Après l'incident survenu lors de la fête, mon père a écarté Leonardo de l'entreprise familiale. Cette décision, loin d'améliorer leur relation, ne fit qu'envenimer les choses entre eux. Leonardo s'est mis à travailler du manoir directement, ne mettant plus que très peu les pieds à l'entreprise. Papa ne cessait de lui dire qu'il devait faire profil bas s'il espérait réintégrer ses fonctions, lui rappelant constamment qu'il s'en était pris à sa femme devant tous. Leonardo, quant à lui, répétait que personne ne se souciât vraiment de ses problèmes conjugaux. La vérité c'est que papa avait trouvé là une excuse parfaite pour tenir mon oncle à l'écart. Leonardo n'avait pas tord. C'était sans doute vrai.

Avoir Leonardo au manoir en permanence était loin d'être une bénédiction. S'il y avait bien quelqu'un que je supportais encore moins que Ruggero, c'était son père. Ruggero avait, au moins, eu le cran de vouloir protéger sa mère au mariage. Même si depuis, il faisait tout pour obtenir le pardon de son père, son courage au mariage m'avait surprise. Jamais je n'aurais imaginé que celui qui oserait lever la main sur Leonardo serait justement son plus fidèle allié à la base. Si Ruggero aimait quelqu'un plus que son père, c'était bien sa mère, mais l'idée qu'il puisse frapper son père pour elle me semblait inconcevable. Son geste l'avait tellement perturbé que, pendant un temps, il en a presque oublié ce qu'il avait surpris entre Vittoria et Andrea.

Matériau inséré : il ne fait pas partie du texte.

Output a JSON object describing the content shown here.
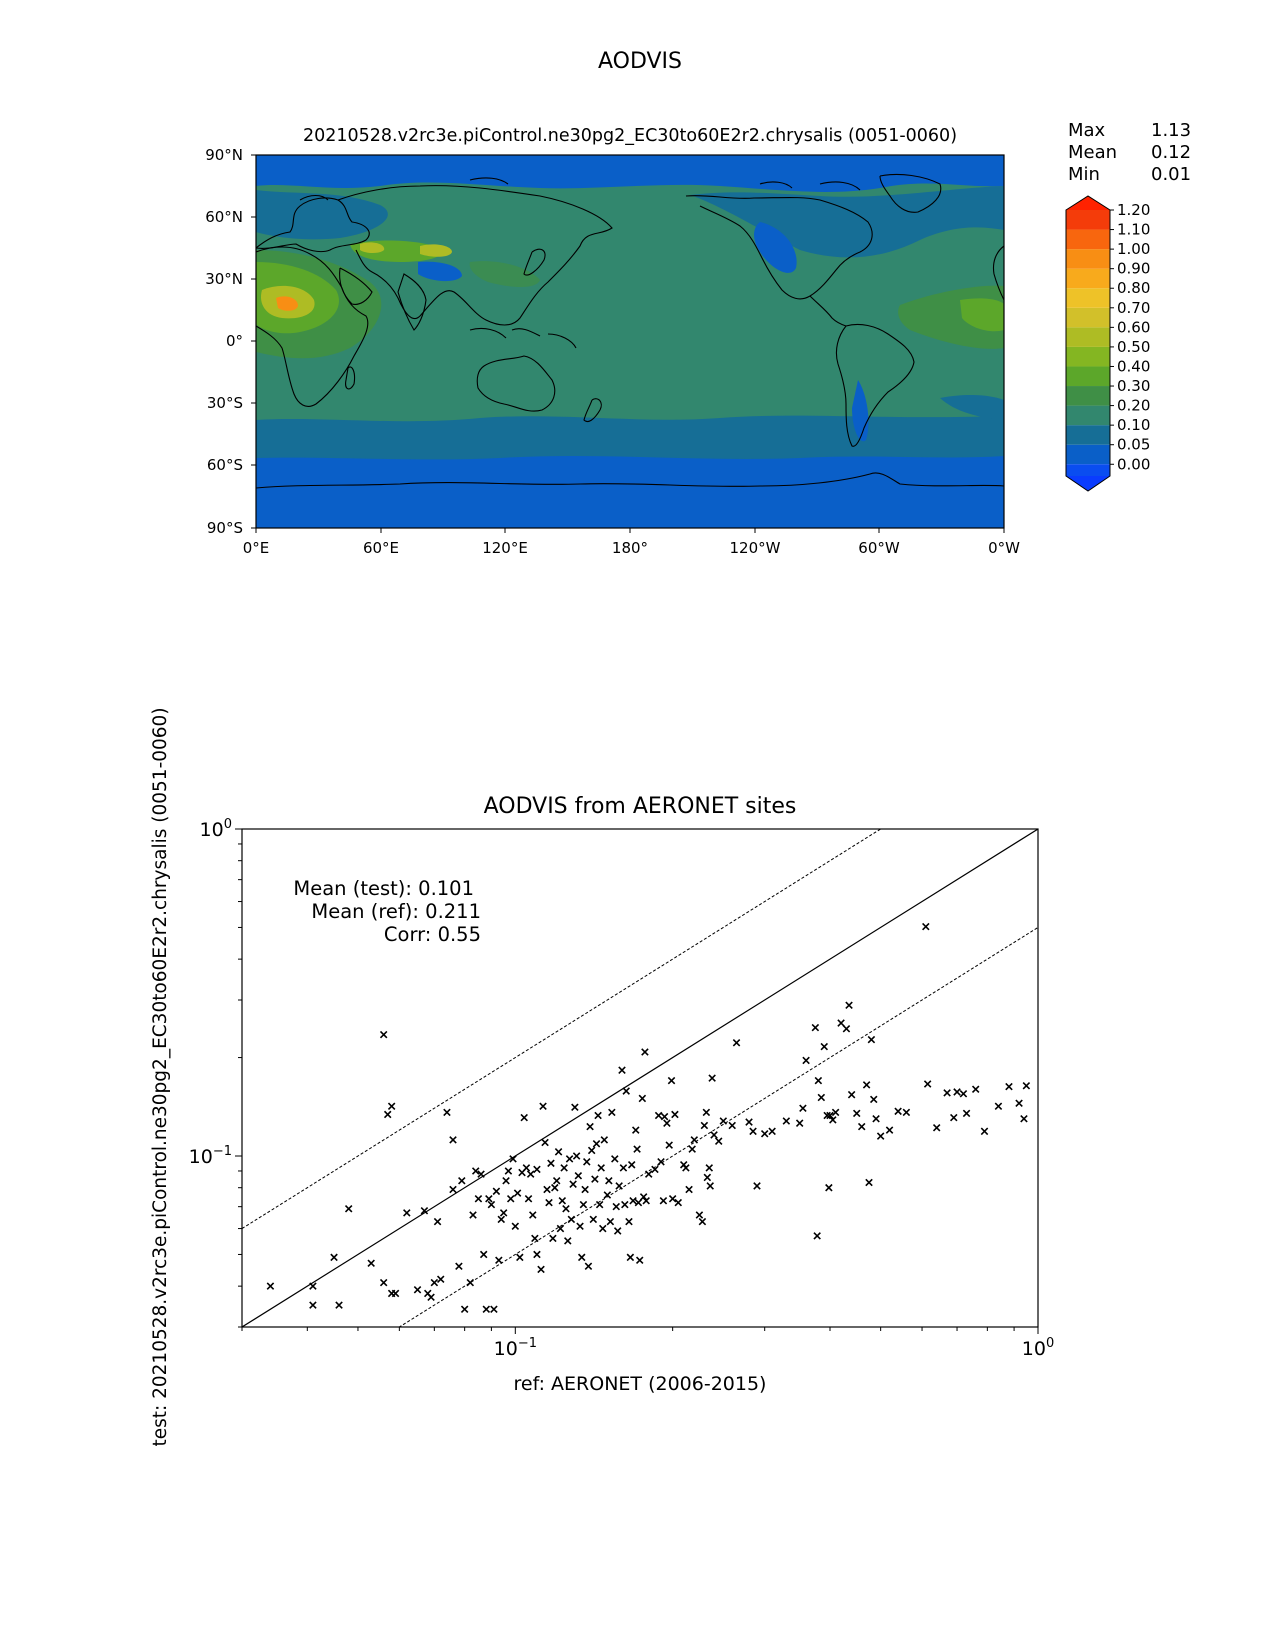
{
  "figure": {
    "suptitle": "AODVIS"
  },
  "map": {
    "title": "20210528.v2rc3e.piControl.ne30pg2_EC30to60E2r2.chrysalis (0051-0060)",
    "stats": [
      {
        "label": "Max",
        "value": "1.13"
      },
      {
        "label": "Mean",
        "value": "0.12"
      },
      {
        "label": "Min",
        "value": "0.01"
      }
    ],
    "lat_ticks": [
      "90°N",
      "60°N",
      "30°N",
      "0°",
      "30°S",
      "60°S",
      "90°S"
    ],
    "lon_ticks": [
      "0°E",
      "60°E",
      "120°E",
      "180°",
      "120°W",
      "60°W",
      "0°W"
    ]
  },
  "colorbar": {
    "levels": [
      "0.00",
      "0.05",
      "0.10",
      "0.20",
      "0.30",
      "0.40",
      "0.50",
      "0.60",
      "0.70",
      "0.80",
      "0.90",
      "1.00",
      "1.10",
      "1.20"
    ],
    "colors": [
      "#0a4df0",
      "#0a5fc8",
      "#166e96",
      "#32876e",
      "#3f8f46",
      "#5ca72a",
      "#84b622",
      "#aebc24",
      "#d2c02a",
      "#eec228",
      "#f8aa1c",
      "#f88e14",
      "#f8660e",
      "#f43c0a",
      "#ff2200"
    ],
    "under_color": "#0a3cff",
    "over_color": "#ff2200"
  },
  "chart_data": {
    "type": "scatter",
    "title": "AODVIS from AERONET sites",
    "xlabel": "ref: AERONET (2006-2015)",
    "ylabel": "test: 20210528.v2rc3e.piControl.ne30pg2_EC30to60E2r2.chrysalis (0051-0060)",
    "x_scale": "log",
    "y_scale": "log",
    "xlim": [
      0.03,
      1.0
    ],
    "ylim": [
      0.03,
      1.0
    ],
    "x_major_ticks": [
      {
        "value": 0.1,
        "base": "10",
        "exp": "−1"
      },
      {
        "value": 1.0,
        "base": "10",
        "exp": "0"
      }
    ],
    "y_major_ticks": [
      {
        "value": 0.1,
        "base": "10",
        "exp": "−1"
      },
      {
        "value": 1.0,
        "base": "10",
        "exp": "0"
      }
    ],
    "marker": "x",
    "reference_lines": [
      {
        "style": "solid",
        "slope": 1
      },
      {
        "style": "dashed",
        "slope": 2
      },
      {
        "style": "dashed",
        "slope": 0.5
      }
    ],
    "annotations": [
      "Mean (test): 0.101",
      "Mean (ref): 0.211",
      "Corr: 0.55"
    ],
    "points": [
      [
        0.034,
        0.04
      ],
      [
        0.041,
        0.04
      ],
      [
        0.041,
        0.035
      ],
      [
        0.045,
        0.049
      ],
      [
        0.046,
        0.035
      ],
      [
        0.048,
        0.069
      ],
      [
        0.053,
        0.047
      ],
      [
        0.056,
        0.235
      ],
      [
        0.057,
        0.134
      ],
      [
        0.058,
        0.142
      ],
      [
        0.056,
        0.041
      ],
      [
        0.058,
        0.038
      ],
      [
        0.059,
        0.038
      ],
      [
        0.062,
        0.067
      ],
      [
        0.065,
        0.039
      ],
      [
        0.067,
        0.068
      ],
      [
        0.068,
        0.038
      ],
      [
        0.069,
        0.037
      ],
      [
        0.07,
        0.041
      ],
      [
        0.071,
        0.063
      ],
      [
        0.072,
        0.042
      ],
      [
        0.074,
        0.136
      ],
      [
        0.076,
        0.112
      ],
      [
        0.076,
        0.079
      ],
      [
        0.078,
        0.046
      ],
      [
        0.079,
        0.084
      ],
      [
        0.08,
        0.034
      ],
      [
        0.082,
        0.041
      ],
      [
        0.083,
        0.066
      ],
      [
        0.084,
        0.09
      ],
      [
        0.085,
        0.074
      ],
      [
        0.086,
        0.088
      ],
      [
        0.087,
        0.05
      ],
      [
        0.088,
        0.034
      ],
      [
        0.089,
        0.074
      ],
      [
        0.09,
        0.071
      ],
      [
        0.091,
        0.034
      ],
      [
        0.092,
        0.078
      ],
      [
        0.093,
        0.048
      ],
      [
        0.094,
        0.064
      ],
      [
        0.095,
        0.067
      ],
      [
        0.096,
        0.084
      ],
      [
        0.097,
        0.09
      ],
      [
        0.098,
        0.074
      ],
      [
        0.099,
        0.098
      ],
      [
        0.1,
        0.061
      ],
      [
        0.101,
        0.077
      ],
      [
        0.102,
        0.049
      ],
      [
        0.103,
        0.089
      ],
      [
        0.104,
        0.131
      ],
      [
        0.105,
        0.092
      ],
      [
        0.106,
        0.074
      ],
      [
        0.107,
        0.088
      ],
      [
        0.108,
        0.066
      ],
      [
        0.109,
        0.056
      ],
      [
        0.11,
        0.091
      ],
      [
        0.11,
        0.05
      ],
      [
        0.112,
        0.045
      ],
      [
        0.113,
        0.142
      ],
      [
        0.114,
        0.11
      ],
      [
        0.115,
        0.079
      ],
      [
        0.116,
        0.072
      ],
      [
        0.117,
        0.095
      ],
      [
        0.118,
        0.056
      ],
      [
        0.119,
        0.08
      ],
      [
        0.12,
        0.084
      ],
      [
        0.121,
        0.103
      ],
      [
        0.122,
        0.06
      ],
      [
        0.123,
        0.073
      ],
      [
        0.124,
        0.092
      ],
      [
        0.125,
        0.069
      ],
      [
        0.126,
        0.055
      ],
      [
        0.127,
        0.098
      ],
      [
        0.128,
        0.064
      ],
      [
        0.129,
        0.082
      ],
      [
        0.13,
        0.141
      ],
      [
        0.131,
        0.1
      ],
      [
        0.132,
        0.087
      ],
      [
        0.133,
        0.061
      ],
      [
        0.134,
        0.049
      ],
      [
        0.135,
        0.071
      ],
      [
        0.136,
        0.079
      ],
      [
        0.137,
        0.096
      ],
      [
        0.138,
        0.046
      ],
      [
        0.139,
        0.123
      ],
      [
        0.14,
        0.104
      ],
      [
        0.141,
        0.064
      ],
      [
        0.142,
        0.085
      ],
      [
        0.143,
        0.109
      ],
      [
        0.144,
        0.133
      ],
      [
        0.145,
        0.071
      ],
      [
        0.146,
        0.092
      ],
      [
        0.147,
        0.06
      ],
      [
        0.148,
        0.112
      ],
      [
        0.15,
        0.076
      ],
      [
        0.151,
        0.084
      ],
      [
        0.152,
        0.063
      ],
      [
        0.153,
        0.136
      ],
      [
        0.155,
        0.098
      ],
      [
        0.156,
        0.07
      ],
      [
        0.157,
        0.059
      ],
      [
        0.158,
        0.081
      ],
      [
        0.16,
        0.183
      ],
      [
        0.161,
        0.092
      ],
      [
        0.162,
        0.071
      ],
      [
        0.163,
        0.158
      ],
      [
        0.165,
        0.063
      ],
      [
        0.166,
        0.049
      ],
      [
        0.167,
        0.094
      ],
      [
        0.168,
        0.073
      ],
      [
        0.17,
        0.12
      ],
      [
        0.171,
        0.105
      ],
      [
        0.172,
        0.072
      ],
      [
        0.173,
        0.048
      ],
      [
        0.175,
        0.15
      ],
      [
        0.176,
        0.075
      ],
      [
        0.177,
        0.208
      ],
      [
        0.178,
        0.073
      ],
      [
        0.18,
        0.088
      ],
      [
        0.185,
        0.091
      ],
      [
        0.188,
        0.133
      ],
      [
        0.19,
        0.096
      ],
      [
        0.192,
        0.073
      ],
      [
        0.193,
        0.132
      ],
      [
        0.195,
        0.126
      ],
      [
        0.197,
        0.108
      ],
      [
        0.199,
        0.17
      ],
      [
        0.2,
        0.074
      ],
      [
        0.202,
        0.134
      ],
      [
        0.205,
        0.072
      ],
      [
        0.21,
        0.094
      ],
      [
        0.212,
        0.092
      ],
      [
        0.215,
        0.079
      ],
      [
        0.218,
        0.105
      ],
      [
        0.22,
        0.112
      ],
      [
        0.225,
        0.066
      ],
      [
        0.228,
        0.063
      ],
      [
        0.23,
        0.124
      ],
      [
        0.232,
        0.136
      ],
      [
        0.233,
        0.086
      ],
      [
        0.235,
        0.092
      ],
      [
        0.236,
        0.081
      ],
      [
        0.238,
        0.173
      ],
      [
        0.24,
        0.116
      ],
      [
        0.245,
        0.111
      ],
      [
        0.25,
        0.128
      ],
      [
        0.26,
        0.124
      ],
      [
        0.265,
        0.222
      ],
      [
        0.28,
        0.127
      ],
      [
        0.285,
        0.119
      ],
      [
        0.29,
        0.081
      ],
      [
        0.3,
        0.117
      ],
      [
        0.31,
        0.119
      ],
      [
        0.33,
        0.128
      ],
      [
        0.35,
        0.126
      ],
      [
        0.355,
        0.14
      ],
      [
        0.36,
        0.196
      ],
      [
        0.375,
        0.247
      ],
      [
        0.378,
        0.057
      ],
      [
        0.38,
        0.17
      ],
      [
        0.385,
        0.151
      ],
      [
        0.39,
        0.216
      ],
      [
        0.395,
        0.133
      ],
      [
        0.398,
        0.08
      ],
      [
        0.4,
        0.133
      ],
      [
        0.405,
        0.129
      ],
      [
        0.41,
        0.136
      ],
      [
        0.42,
        0.255
      ],
      [
        0.43,
        0.245
      ],
      [
        0.435,
        0.289
      ],
      [
        0.44,
        0.154
      ],
      [
        0.45,
        0.135
      ],
      [
        0.46,
        0.123
      ],
      [
        0.47,
        0.165
      ],
      [
        0.475,
        0.083
      ],
      [
        0.48,
        0.227
      ],
      [
        0.485,
        0.149
      ],
      [
        0.49,
        0.13
      ],
      [
        0.5,
        0.115
      ],
      [
        0.52,
        0.12
      ],
      [
        0.54,
        0.137
      ],
      [
        0.56,
        0.136
      ],
      [
        0.61,
        0.503
      ],
      [
        0.615,
        0.166
      ],
      [
        0.64,
        0.122
      ],
      [
        0.67,
        0.156
      ],
      [
        0.69,
        0.131
      ],
      [
        0.7,
        0.157
      ],
      [
        0.72,
        0.155
      ],
      [
        0.73,
        0.135
      ],
      [
        0.76,
        0.16
      ],
      [
        0.79,
        0.119
      ],
      [
        0.84,
        0.142
      ],
      [
        0.88,
        0.163
      ],
      [
        0.92,
        0.145
      ],
      [
        0.94,
        0.13
      ],
      [
        0.95,
        0.164
      ]
    ]
  }
}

Alors que Ruggero avait apporté des dossiers qu'il avait préparés pour aider son père dans son travail, Leonardo ne lui accorda qu'un regard furtif. À peine Ruggero eut-il posé les documents sur le bureau que son père, d'un ton sec, lui ordonna de sortir. Ruggero, qui avait espéré pouvoir engager la conversation avec Leonardo, avait finalement quitté la pièce sans pouvoir parler avec lui. Depuis le couloir, ma sœur et moi avions entendu l'échange bref et glacial. Lorsque notre cousin est sorti, Vittoria a ricané :

— Alors ça fait quoi de ne plus être le fils chéri de son papa ?

Ruggero la fusilla du regard.

— Tu sais Vittoria, ne crois pas que j'ai oublié ce que j'ai vu au mariage. J'ai fais des recherches sur ton copain, et je suis pas certain que ton père apprécierait de le rencontrer vu les nombreux séjours que ton Andrea a fait en garde à vue.

Le sourire de ma sœur s'effaça, remplacé par une expression d'inquiétude. Malgré ça, il a tenu sa langue au sujet de la liaison de ma soeur. Nous savions que cela cachait quelque chose : sûrement attendait-il le moment opportun pour utiliser cette information contre nous. Et, d'ailleurs, il ne tarda pas à nous le faire comprendre. Par la suite, à la moindre occasion, il trouva le moyen de nous rappeler ce qu'il savait et s'amusa à nous faire croire qu'il allait dévoiler le secret, sans jamais réellement le faire. Il se contentait de jouer avec notre anxiété, prenant un malin plaisir à exercer son pouvoir sur nous.

Plus d'un mois après le mariage, Vittoria et moi venions de rentrer de nos cours et étions dans le salon lorsque Dante et Luisa sont arrivés. Luisa tenait un sachet dans ses mains.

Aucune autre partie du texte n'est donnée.